Search International and National Patent Collections

1. (WO2018077996) DYNAMIC REPUTATION INDICATOR FOR OPTIMIZING COMPUTER SECURITY OPERATIONS

Pub. No.:    WO/2018/077996    International Application No.:    PCT/EP2017/077390
Publication Date: Fri May 04 01:59:59 CEST 2018 International Filing Date: Fri Oct 27 01:59:59 CEST 2017
IPC: G06F 21/56
H04L 29/06
Applicants: BITDEFENDER IPR MANAGEMENT LTD
Inventors: HAJMASAN, Gheorghe-Florin
MONDOC, Alexandra
PORTASE, Radu-Marian
Title: DYNAMIC REPUTATION INDICATOR FOR OPTIMIZING COMPUTER SECURITY OPERATIONS
Abstract:
Described systems and methods allow protecting a computer system from malware such as viruses, worms, and spyware.
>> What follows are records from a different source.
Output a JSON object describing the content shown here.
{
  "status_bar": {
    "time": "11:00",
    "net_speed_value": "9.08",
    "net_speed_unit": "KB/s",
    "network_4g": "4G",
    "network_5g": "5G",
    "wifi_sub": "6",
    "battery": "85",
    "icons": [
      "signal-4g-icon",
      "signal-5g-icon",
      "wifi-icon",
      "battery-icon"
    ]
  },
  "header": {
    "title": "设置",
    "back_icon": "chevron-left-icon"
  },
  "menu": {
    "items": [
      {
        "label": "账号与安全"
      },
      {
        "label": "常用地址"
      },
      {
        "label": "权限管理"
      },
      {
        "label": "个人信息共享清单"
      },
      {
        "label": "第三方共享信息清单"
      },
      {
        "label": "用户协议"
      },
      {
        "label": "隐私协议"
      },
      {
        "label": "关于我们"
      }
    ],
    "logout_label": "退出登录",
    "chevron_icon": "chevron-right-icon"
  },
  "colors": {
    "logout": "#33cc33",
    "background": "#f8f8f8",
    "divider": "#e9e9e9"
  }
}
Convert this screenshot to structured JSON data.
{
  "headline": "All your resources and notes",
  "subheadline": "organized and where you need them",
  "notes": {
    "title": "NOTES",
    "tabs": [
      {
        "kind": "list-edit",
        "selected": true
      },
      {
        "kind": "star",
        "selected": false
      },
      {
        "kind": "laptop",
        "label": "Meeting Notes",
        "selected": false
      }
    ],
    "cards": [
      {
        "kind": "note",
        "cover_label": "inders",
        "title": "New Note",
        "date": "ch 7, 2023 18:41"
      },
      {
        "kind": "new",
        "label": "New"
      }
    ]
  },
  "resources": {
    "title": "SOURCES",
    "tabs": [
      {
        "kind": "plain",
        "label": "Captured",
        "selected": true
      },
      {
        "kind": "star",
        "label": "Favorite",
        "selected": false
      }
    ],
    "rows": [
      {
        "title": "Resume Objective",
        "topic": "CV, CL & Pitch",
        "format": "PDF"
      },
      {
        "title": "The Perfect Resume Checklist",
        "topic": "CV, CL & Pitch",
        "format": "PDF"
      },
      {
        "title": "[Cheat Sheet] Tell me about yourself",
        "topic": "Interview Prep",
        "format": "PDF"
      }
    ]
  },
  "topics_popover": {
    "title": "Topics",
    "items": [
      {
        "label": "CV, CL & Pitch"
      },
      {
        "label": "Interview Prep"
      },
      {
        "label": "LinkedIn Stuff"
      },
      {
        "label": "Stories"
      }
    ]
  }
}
A reputation manager executes on the computer system concurrently with an anti-malware engine. The reputation manager associates a dynamic reputation indicator to each executable entity seen as a unique combination of individual components (e.g., a main executable and a set of loaded libraries). The reputation indicator indicates a probability that the respective entity is malicious. The reputation of benign entities may increase in time. When an entity performs certain actions which may be indicative of malicious activity, the reputation of the respective entity may drop. The anti-malware engine uses an entity-specific protocol to scan and/or monitor each target entity for malice, the protocol varying according to the entity's reputation. Entities trusted to be non-malicious may be analyzed using a more relaxed protocol than unknown or untrusted entities.